第127話


 エレナたちの馬車へと土煙を上げ駆ける騎馬が一騎、急速にその距離を縮め迫る……だが向こうも此方の存在を認識したのだろう、馬車の側を駆け抜ける勢いを見せていた騎馬の速度は馬車に近づくにしたがい徐々にその勢いを失ってゆき、やがてエレナたちの前方で止まった。


 ドタッ、という異音と共に騎士らしき男を乗せたままの騎馬が横倒しに石畳の街道へと横転し、その反動で馬上の騎士もまた石畳へと転がり落ちた。

 その光景を前に騎馬の下へと駆け寄るエレナたち。

 石畳に横たわる馬はその身を小刻み震わせ、口からは泡状の唾液を溢れさせるながら荒い息を吐く姿は恐らく一昼夜以上駆け続けてきたのであろう、体力と気力の限界を超え、最早二度とは立ち上がれぬであろう最後の時の訪れを感じさせた。
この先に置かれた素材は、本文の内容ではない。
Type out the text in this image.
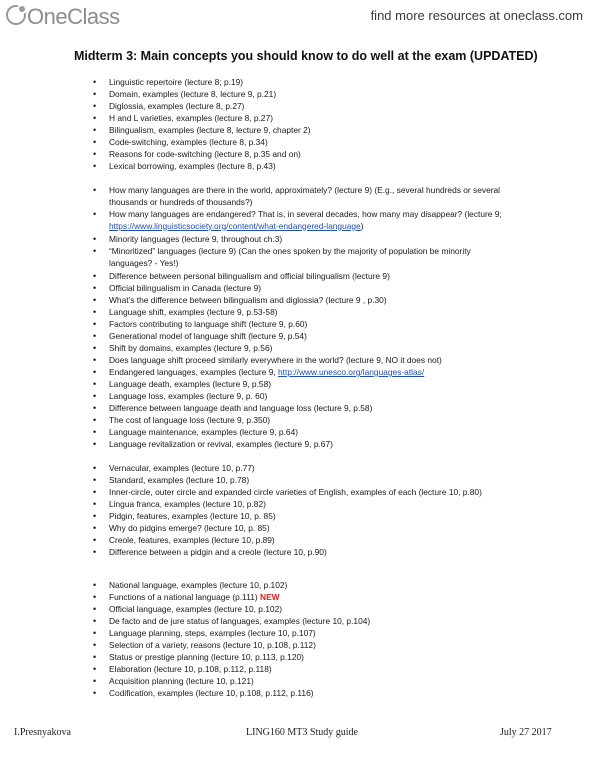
OneClass	find more resources at oneclass.com
Midterm 3: Main concepts you should know to do well at the exam (UPDATED)
• Linguistic repertoire (lecture 8; p.19)
• Domain, examples (lecture 8, lecture 9, p.21)
• Diglossia, examples (lecture 8, p.27)
• H and L varieties, examples (lecture 8, p.27)
• Bilingualism, examples (lecture 8, lecture 9, chapter 2)
• Code-switching, examples (lecture 8, p.34)
• Reasons for code-switching (lecture 8, p.35 and on)
• Lexical borrowing, examples (lecture 8, p.43)
• How many languages are there in the world, approximately? (lecture 9) (E.g., several hundreds or several
thousands or hundreds of thousands?)
• How many languages are endangered? That is, in several decades, how many may disappear? (lecture 9;
https://www.linguisticsociety.org/content/what-endangered-language)
• Minority languages (lecture 9, throughout ch.3)
• “Minoritized” languages (lecture 9) (Can the ones spoken by the majority of population be minority
languages? - Yes!)
• Difference between personal bilingualism and official bilingualism (lecture 9)
• Official bilingualism in Canada (lecture 9)
• What’s the difference between bilingualism and diglossia? (lecture 9 , p.30)
• Language shift, examples (lecture 9, p.53-58)
• Factors contributing to language shift (lecture 9, p.60)
• Generational model of language shift (lecture 9, p.54)
• Shift by domains, examples (lecture 9, p.56)
• Does language shift proceed similarly everywhere in the world? (lecture 9, NO it does not)
• Endangered languages, examples (lecture 9, http://www.unesco.org/languages-atlas/
• Language death, examples (lecture 9, p.58)
• Language loss, examples (lecture 9, p. 60)
• Difference between language death and language loss (lecture 9, p.58)
• The cost of language loss (lecture 9, p.350)
• Language maintenance, examples (lecture 9, p.64)
• Language revitalization or revival, examples (lecture 9, p.67)
• Vernacular, examples (lecture 10, p.77)
• Standard, examples (lecture 10, p.78)
• Inner-circle, outer circle and expanded circle varieties of English, examples of each (lecture 10, p.80)
• Lingua franca, examples (lecture 10, p.82)
• Pidgin, features, examples (lecture 10, p. 85)
• Why do pidgins emerge? (lecture 10, p. 85)
• Creole, features, examples (lecture 10, p.89)
• Difference between a pidgin and a creole (lecture 10, p.90)
• National language, examples (lecture 10, p.102)
• Functions of a national language (p.111) NEW
• Official language, examples (lecture 10, p.102)
• De facto and de jure status of languages, examples (lecture 10, p.104)
• Language planning, steps, examples (lecture 10, p.107)
• Selection of a variety, reasons (lecture 10, p.108, p.112)
• Status or prestige planning (lecture 10, p.113, p.120)
• Elaboration (lecture 10, p.108, p.112, p.118)
• Acquisition planning (lecture 10, p.121)
• Codification, examples (lecture 10, p.108, p.112, p.116)
I.Presnyakova	LING160 MT3 Study guide	July 27 2017
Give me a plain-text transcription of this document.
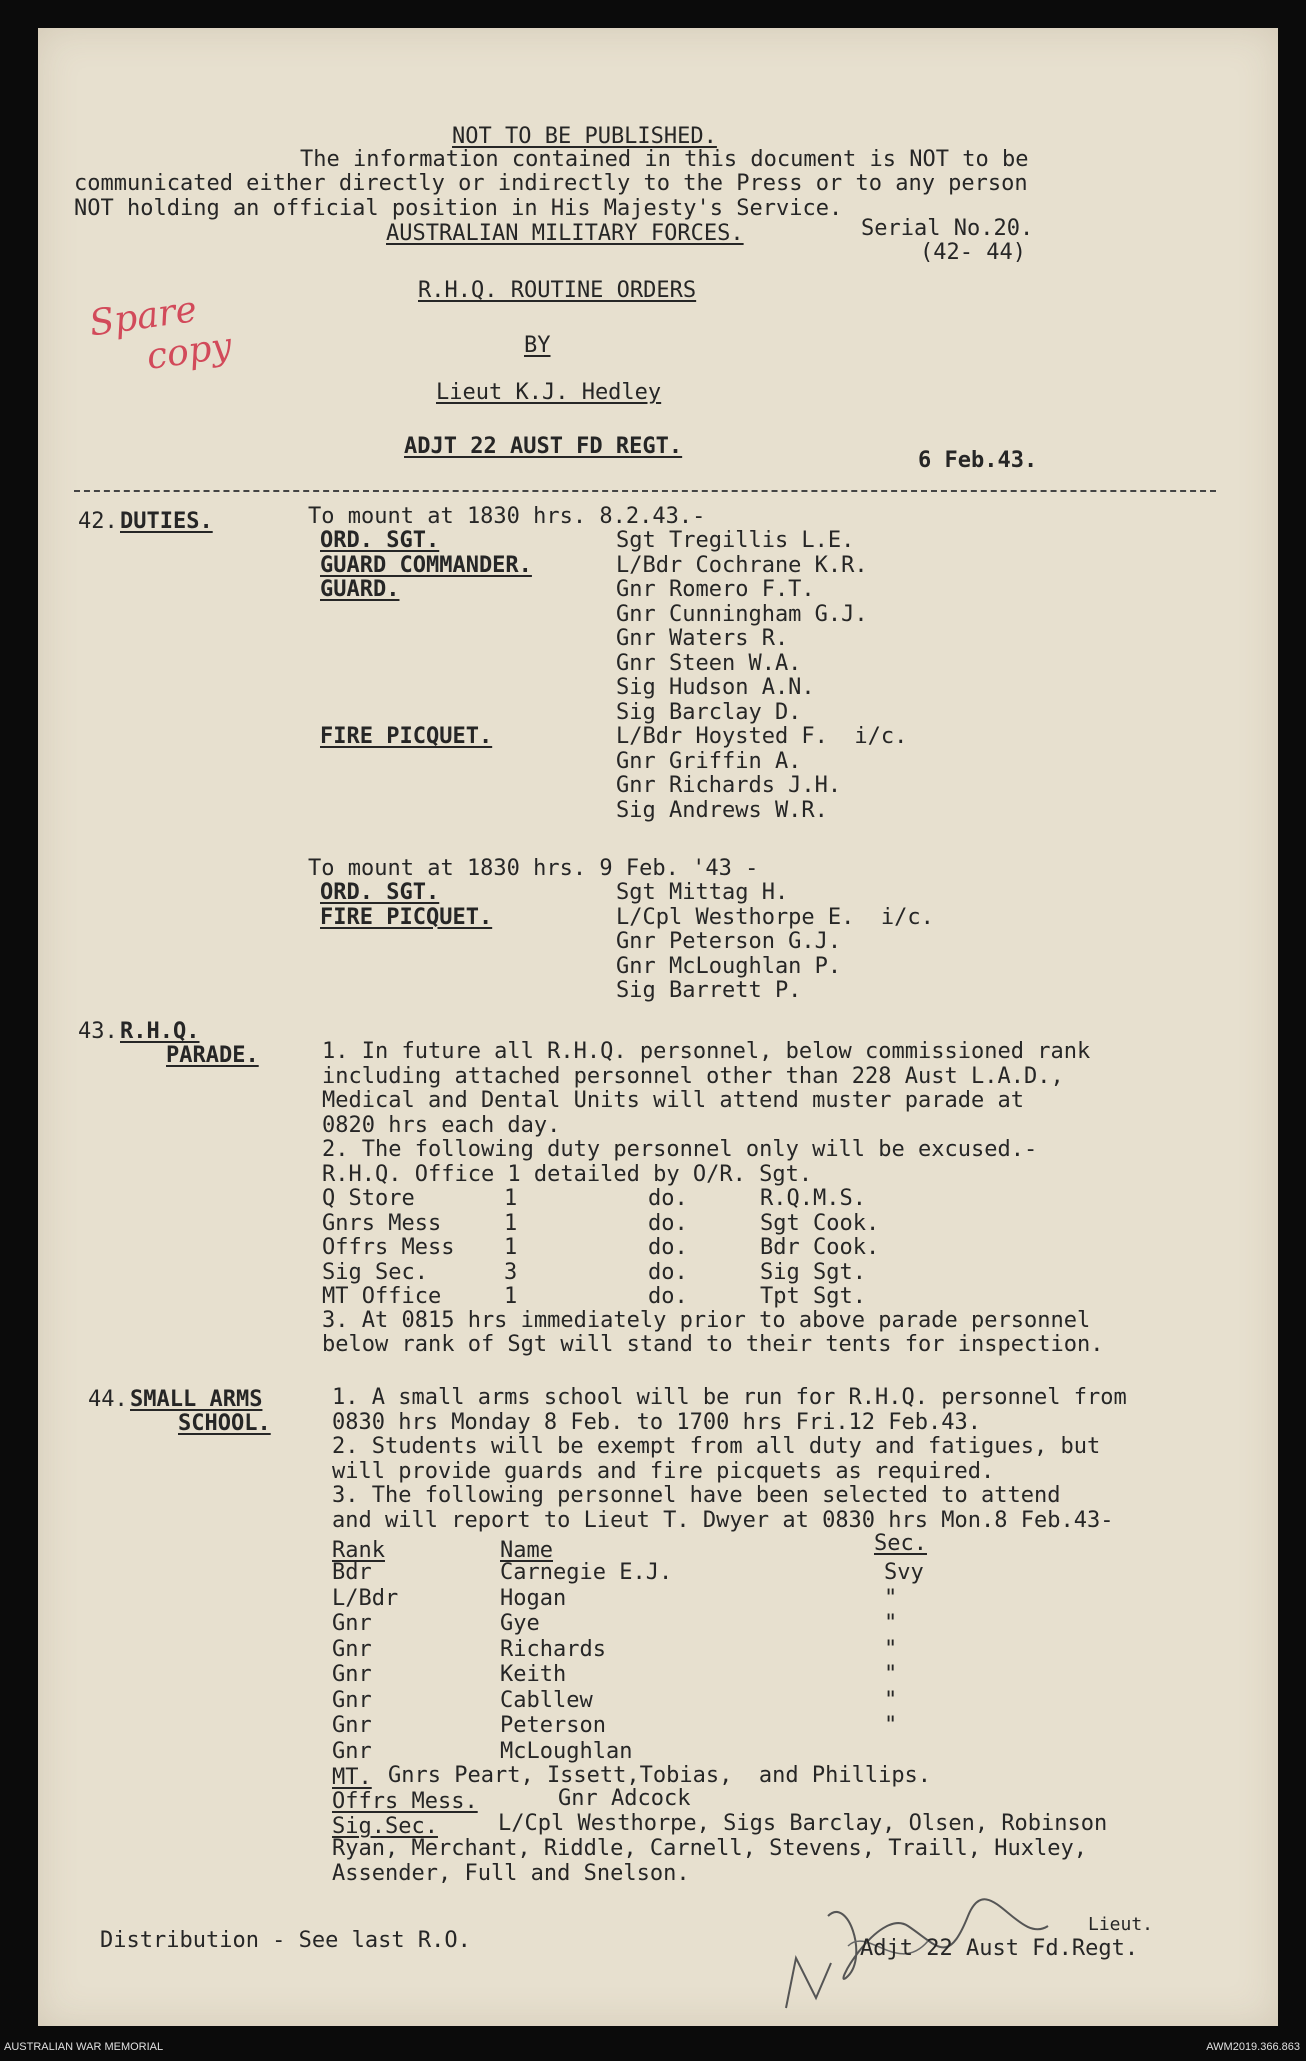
NOT TO BE PUBLISHED.
The information contained in this document is NOT to be
communicated either directly or indirectly to the Press or to any person
NOT holding an official position in His Majesty's Service.
AUSTRALIAN MILITARY FORCES.	Serial No.20.
(42- 44)
Spare
copy
R.H.Q. ROUTINE ORDERS
BY
Lieut K.J. Hedley
ADJT 22 AUST FD REGT.
6 Feb.43.
42. DUTIES.	To mount at 1830 hrs. 8.2.43.-
ORD. SGT.	Sgt Tregillis L.E.
GUARD COMMANDER.	L/Bdr Cochrane K.R.
GUARD.	Gnr Romero F.T.
Gnr Cunningham G.J.
Gnr Waters R.
Gnr Steen W.A.
Sig Hudson A.N.
Sig Barclay D.
FIRE PICQUET.	L/Bdr Hoysted F.  i/c.
Gnr Griffin A.
Gnr Richards J.H.
Sig Andrews W.R.
To mount at 1830 hrs. 9 Feb. '43 -
ORD. SGT.	Sgt Mittag H.
FIRE PICQUET.	L/Cpl Westhorpe E.  i/c.
Gnr Peterson G.J.
Gnr McLoughlan P.
Sig Barrett P.
43. R.H.Q.
PARADE.	1. In future all R.H.Q. personnel, below commissioned rank
including attached personnel other than 228 Aust L.A.D.,
Medical and Dental Units will attend muster parade at
0820 hrs each day.
2. The following duty personnel only will be excused.-
R.H.Q. Office 1 detailed by O/R. Sgt.
Q Store	1	do.	R.Q.M.S.
Gnrs Mess	1	do.	Sgt Cook.
Offrs Mess 1	do.	Bdr Cook.
Sig Sec.	3	do.	Sig Sgt.
MT Office	1	do.	Tpt Sgt.
3. At 0815 hrs immediately prior to above parade personnel
below rank of Sgt will stand to their tents for inspection.
44. SMALL ARMS
SCHOOL.
1. A small arms school will be run for R.H.Q. personnel from
0830 hrs Monday 8 Feb. to 1700 hrs Fri.12 Feb.43.
2. Students will be exempt from all duty and fatigues, but
will provide guards and fire picquets as required.
3. The following personnel have been selected to attend
and will report to Lieut T. Dwyer at 0830 hrs Mon.8 Feb.43-
Rank	Name	Sec.
Bdr	Carnegie E.J.	Svy
L/Bdr	Hogan	"
Gnr	Gye	"
Gnr	Richards	"
Gnr	Keith	"
Gnr	Cabllew	"
Gnr	Peterson	"
Gnr	McLoughlan
MT. Gnrs Peart, Issett,Tobias,  and Phillips.
Offrs Mess.	Gnr Adcock
Sig.Sec.	L/Cpl Westhorpe, Sigs Barclay, Olsen, Robinson
Ryan, Merchant, Riddle, Carnell, Stevens, Traill, Huxley,
Assender, Full and Snelson.
Distribution - See last R.O.
Lieut.
Adjt 22 Aust Fd.Regt.
AUSTRALIAN WAR MEMORIAL	AWM2019.366.863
 エレナたち一行の姿を認め張り詰めていた緊張の糸が……極限までに引き絞られていた弓の弦が断ち切られたかの如く今は力なく地に伏す馬体……だがエレナを見上げ見つめる黒い瞳には成し遂げたという達成感と主の為、全てを捧げ尽くしたという誇りが強い意思の輝きと共にその瞳には宿っていた。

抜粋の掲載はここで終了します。